Plusieurs entreprises fribourgeoises vont déménager dans la Broye vaudoise. Est-ce que Vaud a plus de succès en matière de promotion économique?
Les deux cantons travaillent ensemble pour développer cette région. L’entreprise Swiss Space Systems, qui veut commercialiser des satellites à bas prix, en est un exemple. Ses locaux, inaugurés mercredi dernier, se trouvent sur la commune de Payerne. Mais la piste de l’aérodrome, que la société va utiliser, est en grande partie en terres fribourgeoises. Les deux cantons profitent de cette implantation.
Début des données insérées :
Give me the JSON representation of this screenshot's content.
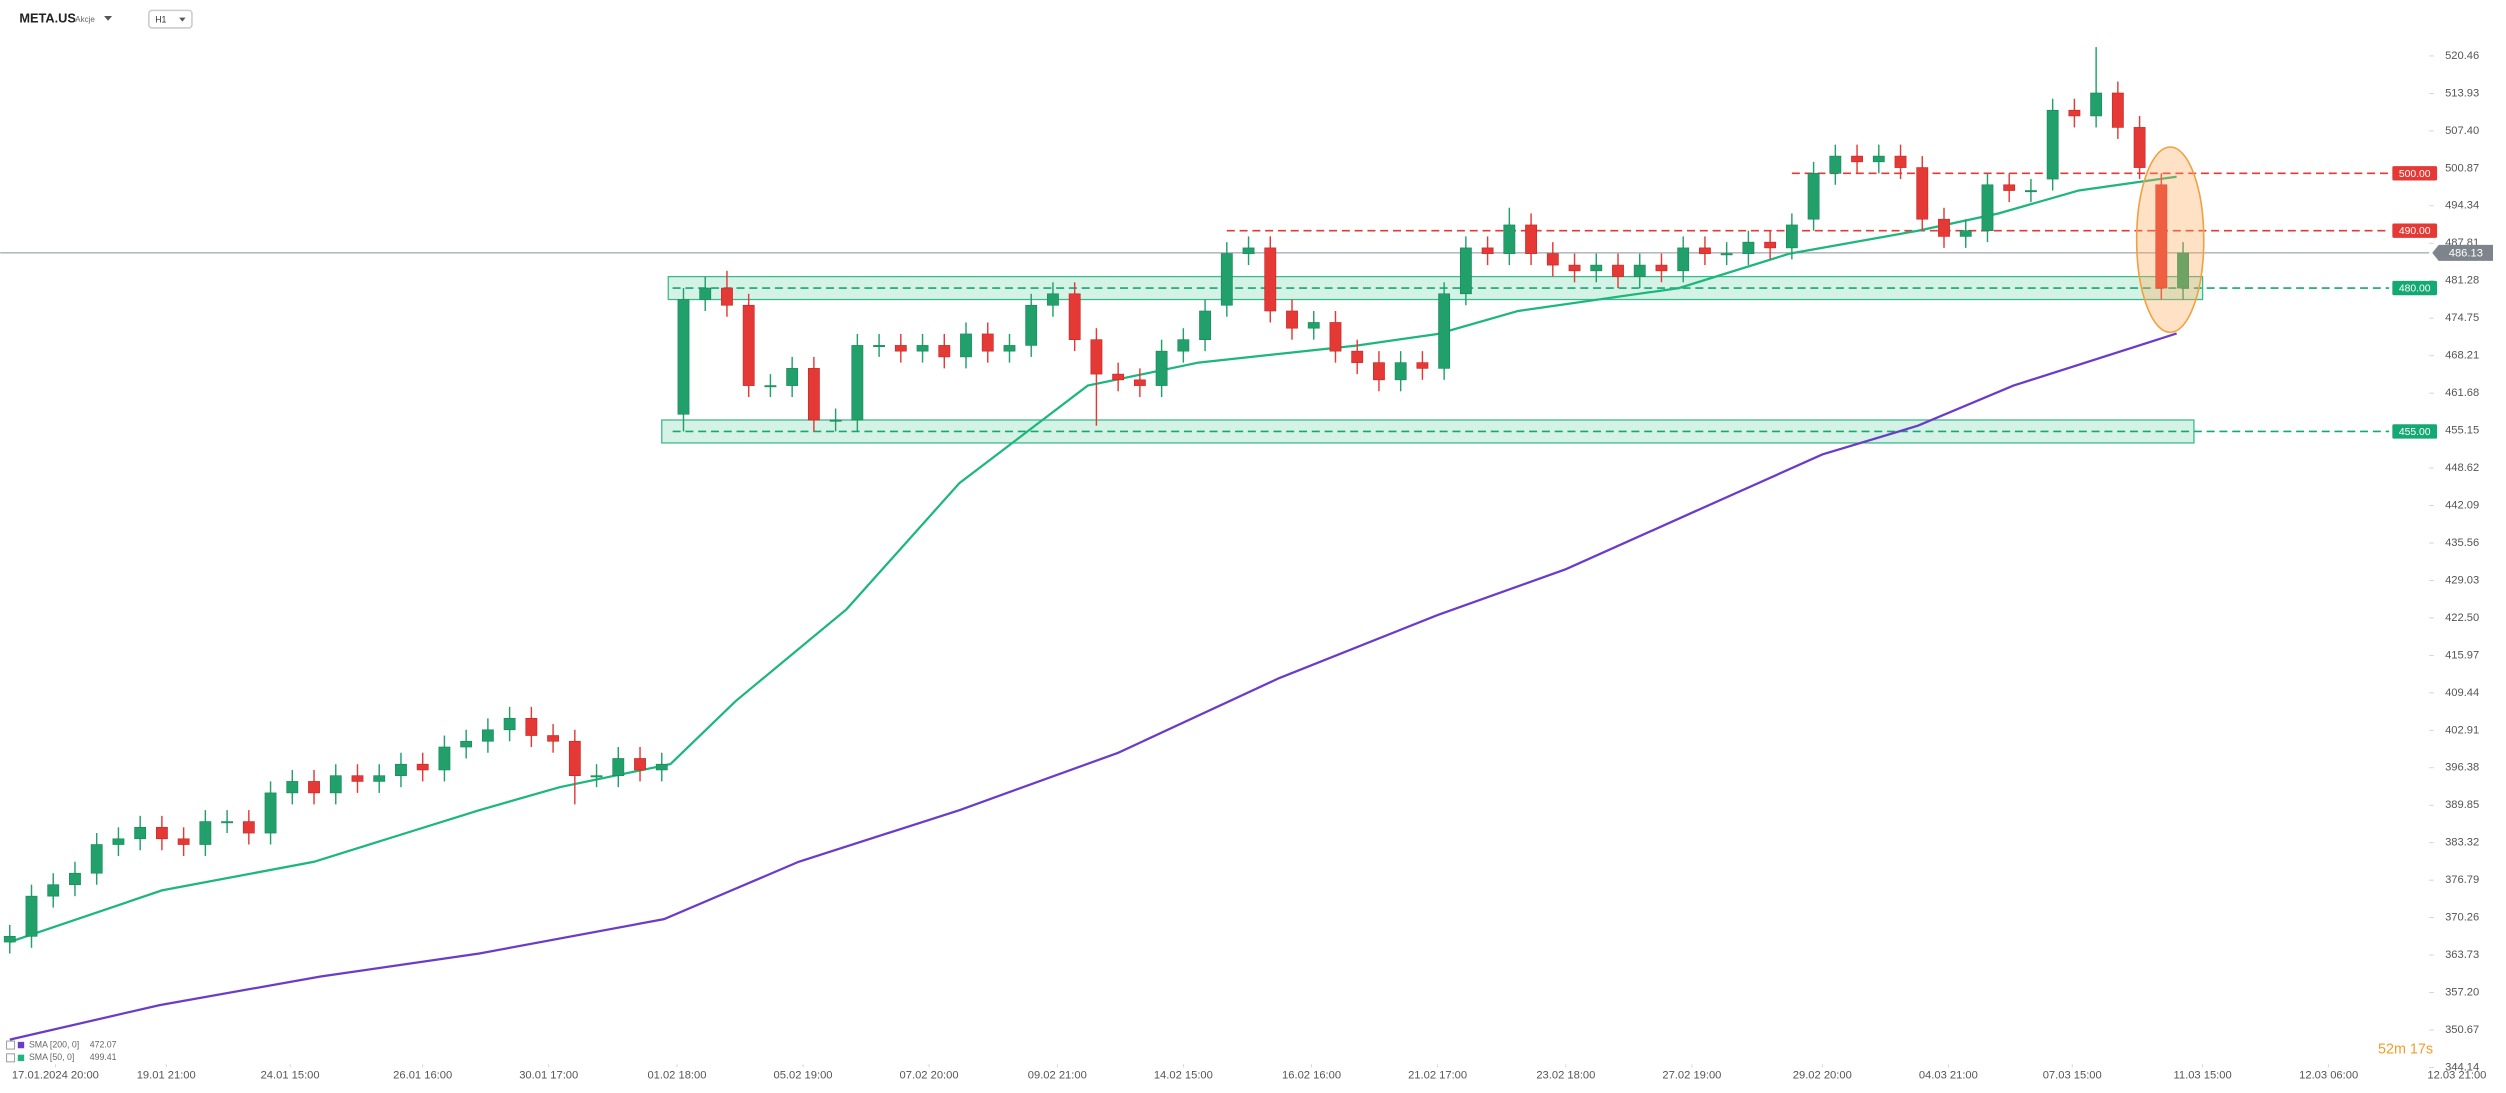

Les entreprises venues s’installer dans la Broye avaient besoin de terrain. Où en est le canton en matière de politique foncière active?
Les choses sont en train de se mettre en place. Nous avons déjà certains succès au compteur: nous n’avons pas voulu laisser le site de Cardinal à des entreprises immobilières. Nous nous sommes impliqués pour garder Bumotec, qui va déménager de Sâles à Vuadens, dans le canton. Un groupe de pilotage a réalisé un état des lieux des sites stratégiques, qui sera présenté prochainement. Nous avons aussi la possibilité d’offrir un soutien financier aux communes pour acheter des terrains.
Les terrains appartiennent donc à des privés...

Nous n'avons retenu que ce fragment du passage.